Sakellarides HT, Orthopaedic/Hand, Boston Medical Center, 3 Hawthorne Place (S-102, Boston, MA, USA

The author has had the opportunity to treat a large number of rheumatoid hands for the last 30 years and the results have been rewarding. There are different types of deformities: The early ulnar drift, the moderate ulnar drift and the severe ulnar drift. For the moderate ulnar drift, when the joint is well preserved, a dorsal synovectomy is performed with the plication of the radial collateral ligament on the radial side and tendon transfer, namely, extensor indicis propius is transferred to the radial side of the extensor hood, and extensor digiti quinti minimi is transferred to the radial aspect of the extensor hood. The extensor hood is rerouted over the summit of the MP joint. For the moderate and severe ulnar drift, when there is subluxation or dislocation of the MP joints, and there is already alteration of articular cartilage, a synovectomy is again done through a dorsal approach. A dorsal synovectomy is performed of all metacarpal phalangeal joints. Then resection of the metacarpal heads is followed, the ulnar intrinsics are resected, the radial collateral ligament is preserved. Then silicone prostheses are inserted through drill holes on each metacarpal head. These prostheses are then inserted into the bases of the proximal phalanges.
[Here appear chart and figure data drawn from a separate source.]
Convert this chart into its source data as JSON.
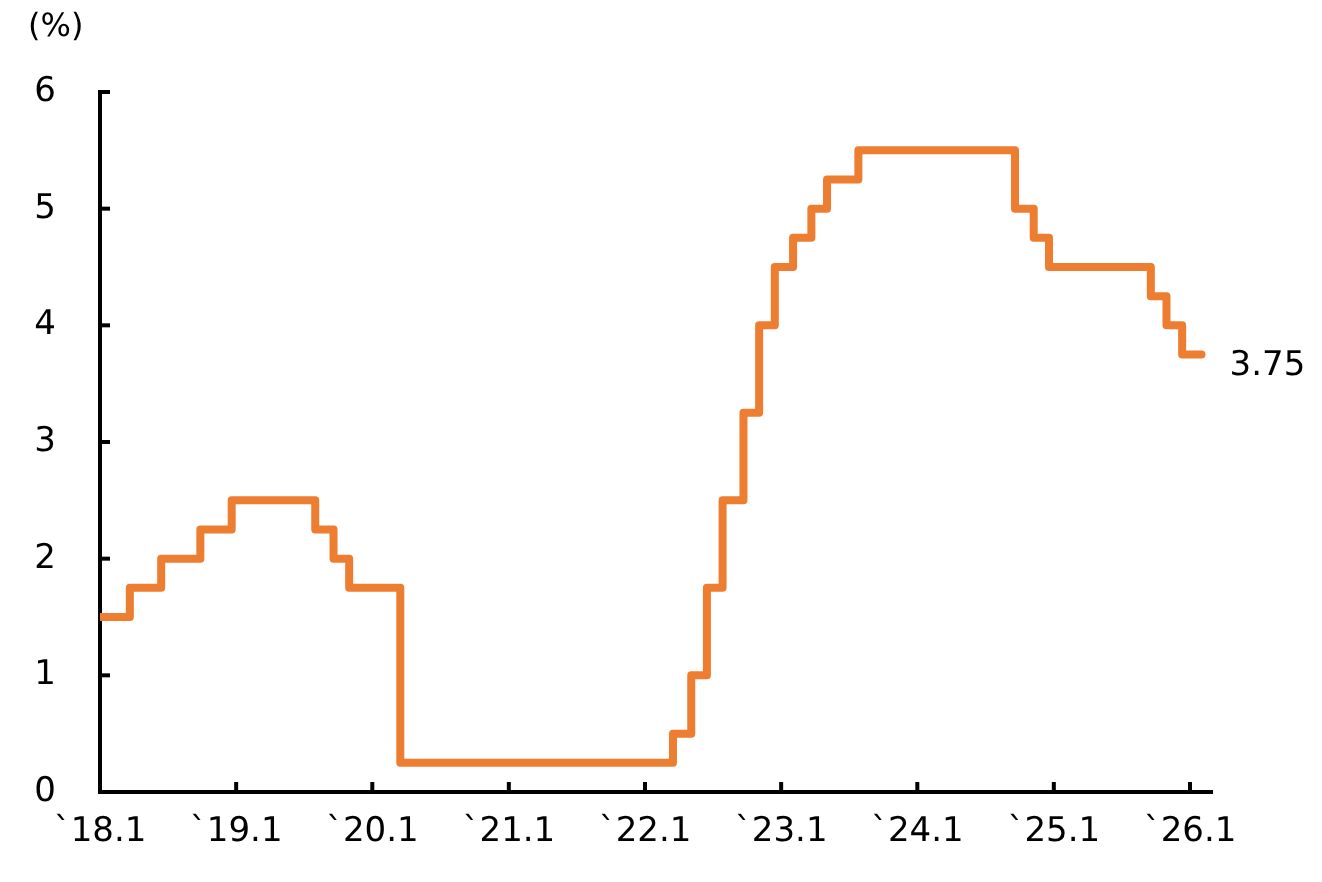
{
  "chart_data": {
    "type": "step",
    "ylabel": "(%)",
    "x": [
      "2018-01-01",
      "2018-03-22",
      "2018-06-14",
      "2018-09-27",
      "2018-12-20",
      "2019-08-01",
      "2019-09-19",
      "2019-10-31",
      "2020-03-16",
      "2022-03-17",
      "2022-05-05",
      "2022-06-16",
      "2022-07-28",
      "2022-09-22",
      "2022-11-03",
      "2022-12-15",
      "2023-02-02",
      "2023-03-23",
      "2023-05-04",
      "2023-07-27",
      "2024-09-19",
      "2024-11-08",
      "2024-12-19",
      "2025-09-18",
      "2025-10-30",
      "2025-12-11",
      "2026-02-01"
    ],
    "series": [
      {
        "color": "#ed7d31",
        "values": [
          1.5,
          1.75,
          2.0,
          2.25,
          2.5,
          2.25,
          2.0,
          1.75,
          0.25,
          0.5,
          1.0,
          1.75,
          2.5,
          3.25,
          4.0,
          4.5,
          4.75,
          5.0,
          5.25,
          5.5,
          5.0,
          4.75,
          4.5,
          4.25,
          4.0,
          3.75,
          3.75
        ]
      }
    ],
    "xlim": [
      "2018-01-01",
      "2026-03-01"
    ],
    "xticks": [
      {
        "value": "2018-01-01",
        "label": "`18.1"
      },
      {
        "value": "2019-01-01",
        "label": "`19.1"
      },
      {
        "value": "2020-01-01",
        "label": "`20.1"
      },
      {
        "value": "2021-01-01",
        "label": "`21.1"
      },
      {
        "value": "2022-01-01",
        "label": "`22.1"
      },
      {
        "value": "2023-01-01",
        "label": "`23.1"
      },
      {
        "value": "2024-01-01",
        "label": "`24.1"
      },
      {
        "value": "2025-01-01",
        "label": "`25.1"
      },
      {
        "value": "2026-01-01",
        "label": "`26.1"
      }
    ],
    "ylim": [
      0,
      6
    ],
    "yticks": [
      0,
      1,
      2,
      3,
      4,
      5,
      6
    ],
    "grid": false,
    "legend": false,
    "annotations": [
      {
        "text": "3.75",
        "x": "2026-02-01",
        "y": 3.75
      }
    ]
  }
}
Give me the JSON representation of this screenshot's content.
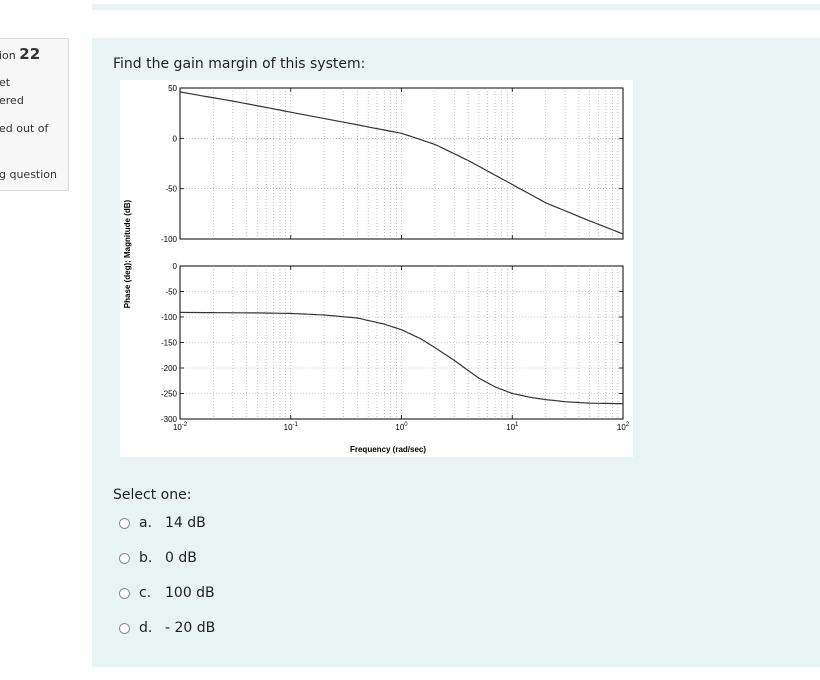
{
  "sidebar": {
    "lines": [
      "ion",
      "et",
      "ered",
      "ed out of",
      "g question"
    ],
    "question_number": "22"
  },
  "question": {
    "prompt": "Find the gain margin of this system:",
    "select_label": "Select one:",
    "options": [
      {
        "letter": "a.",
        "text": "14 dB"
      },
      {
        "letter": "b.",
        "text": "0 dB"
      },
      {
        "letter": "c.",
        "text": "100 dB"
      },
      {
        "letter": "d.",
        "text": "- 20 dB"
      }
    ]
  },
  "chart_data": [
    {
      "type": "line",
      "ylabel": "Phase (deg); Magnitude (dB)",
      "xlabel": "Frequency (rad/sec)",
      "x_scale": "log",
      "xlim": [
        0.01,
        100
      ],
      "x_ticks": [
        "10^-2",
        "10^-1",
        "10^0",
        "10^1",
        "10^2"
      ],
      "ylim": [
        -100,
        50
      ],
      "y_ticks": [
        "50",
        "0",
        "-50",
        "-100"
      ],
      "grid": true,
      "series": [
        {
          "x": [
            0.01,
            0.03,
            0.1,
            0.3,
            1,
            2,
            4,
            8,
            20,
            50,
            100
          ],
          "values": [
            46,
            37,
            26,
            16,
            5,
            -6,
            -22,
            -40,
            -64,
            -82,
            -95
          ]
        }
      ]
    },
    {
      "type": "line",
      "xlabel": "Frequency (rad/sec)",
      "x_scale": "log",
      "xlim": [
        0.01,
        100
      ],
      "x_ticks": [
        "10^-2",
        "10^-1",
        "10^0",
        "10^1",
        "10^2"
      ],
      "ylim": [
        -300,
        0
      ],
      "y_ticks": [
        "0",
        "-50",
        "-100",
        "-150",
        "-200",
        "-250",
        "-300"
      ],
      "grid": true,
      "series": [
        {
          "x": [
            0.01,
            0.05,
            0.1,
            0.2,
            0.4,
            0.7,
            1,
            1.5,
            2,
            3,
            4,
            5,
            7,
            10,
            15,
            20,
            30,
            50,
            100
          ],
          "values": [
            -91,
            -92,
            -93,
            -96,
            -102,
            -114,
            -125,
            -143,
            -160,
            -185,
            -205,
            -220,
            -237,
            -250,
            -258,
            -262,
            -266,
            -269,
            -270
          ]
        }
      ]
    }
  ]
}
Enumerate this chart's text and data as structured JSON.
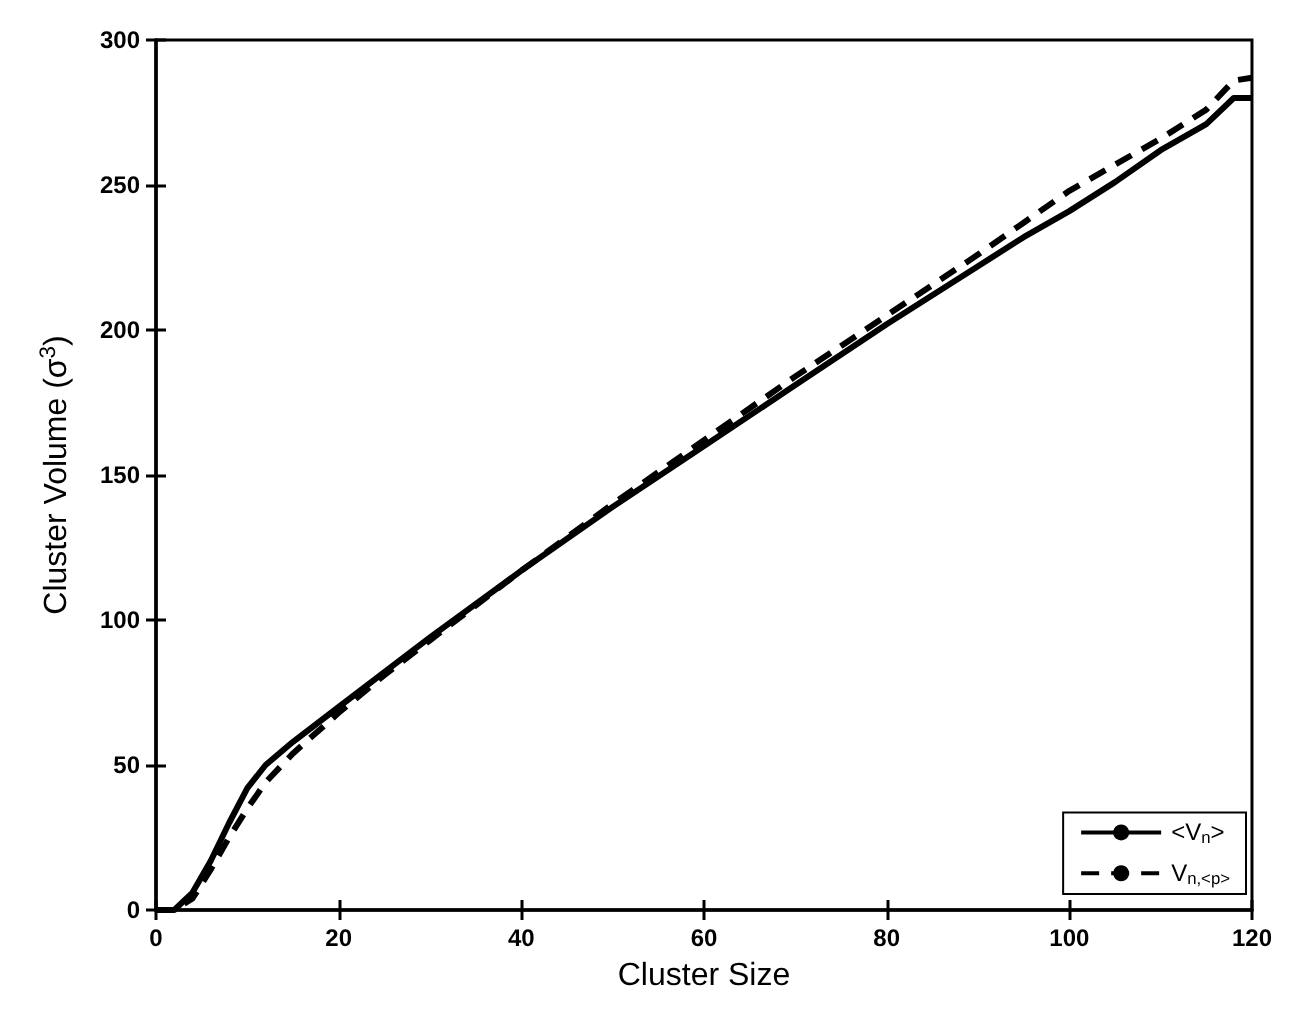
{
  "chart_data": {
    "type": "line",
    "xlabel": "Cluster Size",
    "ylabel": "Cluster Volume (σ$^{3}$)",
    "xlim": [
      0,
      120
    ],
    "xticks": [
      0,
      20,
      40,
      60,
      80,
      100,
      120
    ],
    "ylim": [
      0,
      300
    ],
    "yticks": [
      0,
      50,
      100,
      150,
      200,
      250,
      300
    ],
    "grid": false,
    "legend": "bottom right",
    "marker": "none",
    "series": [
      {
        "name": "<V$_{n}$>",
        "color": "#000000",
        "line_style": "solid",
        "x": [
          0,
          2,
          4,
          6,
          8,
          10,
          12,
          15,
          20,
          25,
          30,
          40,
          50,
          60,
          70,
          80,
          90,
          95,
          100,
          105,
          110,
          115,
          118,
          120
        ],
        "values": [
          0,
          0,
          6,
          17,
          30,
          42,
          50,
          58,
          70,
          82,
          94,
          117,
          139,
          160,
          181,
          202,
          222,
          232,
          241,
          251,
          262,
          271,
          280,
          280
        ]
      },
      {
        "name": "V$_{n,<p>}$",
        "color": "#000000",
        "line_style": "dashed",
        "x": [
          0,
          2,
          4,
          6,
          8,
          10,
          12,
          15,
          20,
          25,
          30,
          40,
          50,
          60,
          70,
          80,
          90,
          95,
          100,
          105,
          110,
          115,
          118,
          120
        ],
        "values": [
          0,
          0,
          4,
          14,
          25,
          35,
          44,
          54,
          68,
          81,
          93,
          117,
          140,
          162,
          184,
          205,
          226,
          237,
          248,
          257,
          266,
          276,
          286,
          287
        ]
      }
    ]
  }
}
The radial collateral ligament is then repaired and transferred proximally to the distal part of the metacarpal. Again for this procedure the extensor indicis propius and extensor digiti quinti minimi are transferred on the radial side of the extensor apparatus. Eventually the extensor hood is centralized over the dorsum of the MP joint by plicating the extensor hood on the radial side. The post-operative care will be explained, the final results from 5 to 20 years will be shown in a series of l50 cases.